# FDR Adjusted p value after multiple regression with categorical predictor with many levels

I would like to run a multiple linear regression to test if my protein of interest differs among different stages of a disease, while controlling for covariates/ confounders such as age and gender. The disease stage variable has four levels. I would like to compare the "control" stage with the three remaining stages. From what I understand, once I specify the disease stage variable as categorical and specify the reference group ("control"), the multiple regression output will compare the mean of the "control" group with each disease stage. I believe this is similar to running an ANCOVA. However, in ANCOVA analyses, a post-hoc test with an adjustment for multiple comparisons is performed (such as Bonferroni). I am aware that some statistical softwares (such as SPSS) perform post-hoc comparisons on unadjusted group means.

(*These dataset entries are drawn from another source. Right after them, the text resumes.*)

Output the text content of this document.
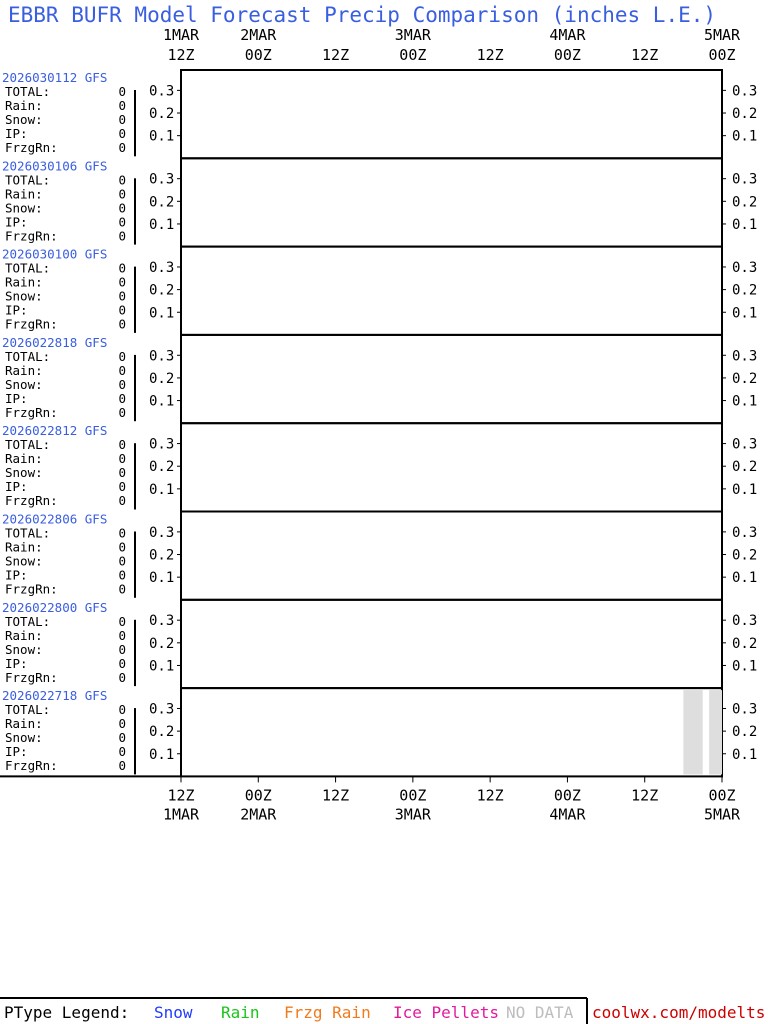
EBBR BUFR Model Forecast Precip Comparison (inches L.E.)
1MAR
12Z
2MAR
00Z	12Z
3MAR
00Z	12Z
4MAR
00Z	12Z
5MAR
00Z
2026030112 GFS
TOTAL:	0
Rain:	0
Snow:	0
IP:	0
FrzgRn:	0
0.1	0.1
0.2	0.2
0.3	0.3
2026030106 GFS
TOTAL:	0
Rain:	0
Snow:	0
IP:	0
FrzgRn:	0
0.1	0.1
0.2	0.2
0.3	0.3
2026030100 GFS
TOTAL:	0
Rain:	0
Snow:	0
IP:	0
FrzgRn:	0
0.1	0.1
0.2	0.2
0.3	0.3
2026022818 GFS
TOTAL:	0
Rain:	0
Snow:	0
IP:	0
FrzgRn:	0
0.1	0.1
0.2	0.2
0.3	0.3
2026022812 GFS
TOTAL:	0
Rain:	0
Snow:	0
IP:	0
FrzgRn:	0
0.1	0.1
0.2	0.2
0.3	0.3
2026022806 GFS
TOTAL:	0
Rain:	0
Snow:	0
IP:	0
FrzgRn:	0
0.1	0.1
0.2	0.2
0.3	0.3
2026022800 GFS
TOTAL:	0
Rain:	0
Snow:	0
IP:	0
FrzgRn:	0
0.1	0.1
0.2	0.2
0.3	0.3
2026022718 GFS
TOTAL:	0
Rain:	0
Snow:	0
IP:	0
FrzgRn:	0
0.1	0.1
0.2	0.2
0.3	0.3
12Z
1MAR
00Z
2MAR
12Z	00Z
3MAR
12Z	00Z
4MAR
12Z	00Z
5MAR
PType Legend: Snow Rain Frzg Rain Ice Pellets NO DATA coolwx.com/modelts
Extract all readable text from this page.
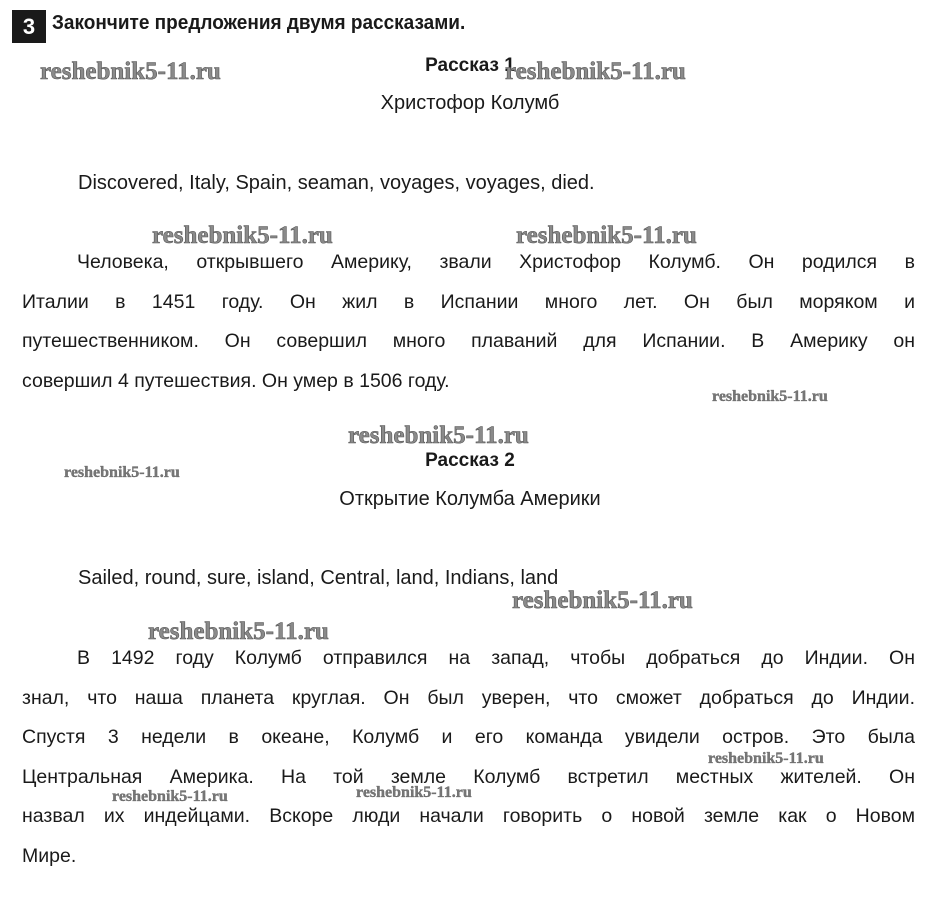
3 Закончите предложения двумя рассказами.
Рассказ 1
Христофор Колумб
Discovered, Italy, Spain, seaman, voyages, voyages, died.
Человека, открывшего Америку, звали Христофор Колумб. Он родился в
Италии в 1451 году. Он жил в Испании много лет. Он был моряком и
путешественником. Он совершил много плаваний для Испании. В Америку он
совершил 4 путешествия. Он умер в 1506 году.
Рассказ 2
Открытие Колумба Америки
Sailed, round, sure, island, Central, land, Indians, land
В 1492 году Колумб отправился на запад, чтобы добраться до Индии. Он
знал, что наша планета круглая. Он был уверен, что сможет добраться до Индии.
Спустя 3 недели в океане, Колумб и его команда увидели остров. Это была
Центральная Америка. На той земле Колумб встретил местных жителей. Он
назвал их индейцами. Вскоре люди начали говорить о новой земле как о Новом
Мире.
reshebnik5-11.ru	reshebnik5-11.ru
reshebnik5-11.ru	reshebnik5-11.ru
reshebnik5-11.ru
reshebnik5-11.ru
reshebnik5-11.ru
reshebnik5-11.ru
reshebnik5-11.ru
reshebnik5-11.ru
reshebnik5-11.ru	reshebnik5-11.ru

I have noticed that my predictor "disease stage" is significant in my multiple regression analysis. Therefore, I am wondering if it is possible to run a regression each time I would like to separately compare the mean of the control group to another, while controlling for the covariates. Finally, I would apply the Benjamini-Hochberg (FDR) procedure to the p values for the group differences. I understand some softwares (such as JMP) provide the regression output with all the comparisons with the reference group. However, I would think that it would be more appropriate to exclude certain pairwise comparisons from the regression. Such that we only focus on one comparison in the "post-hoc" regression model? I hope my last point makes sense.

Thank you

You are much better off doing a single regression with your multi-category disease stage predictor and the covariates. With the "control" group as the reference for that predictor, you will get point estimates and standard errors/confidence intervals for the difference of each of the 3 other stages versus "control" in a single analysis that uses all of your data together. Such results are typically reported directly in a table of regression coefficients.
One could also report a multiple-comparison correction. Note that the Bonferroni correction is unnecessarily conservative; see the discussion in the help page for the p.adjust() function in the basic R stats package, which provides a simple way to apply any of several methods for p-value correction. If you have a specific set of pre-specified comparisons, there is no need to perform all pairwise tests and the correction need only be applied to the pre-specified comparisons.
Breaking this apart into separate models for each disease stage category versus "control" throws away potentially informative data and loses power. If you think that the associations of some covariates with outcome differs depending on disease stage then it's generally better to include interaction terms for those covariates with disease stage rather than do separate models. That takes advantage of all your data at once, giving you maximum power to detect true effects.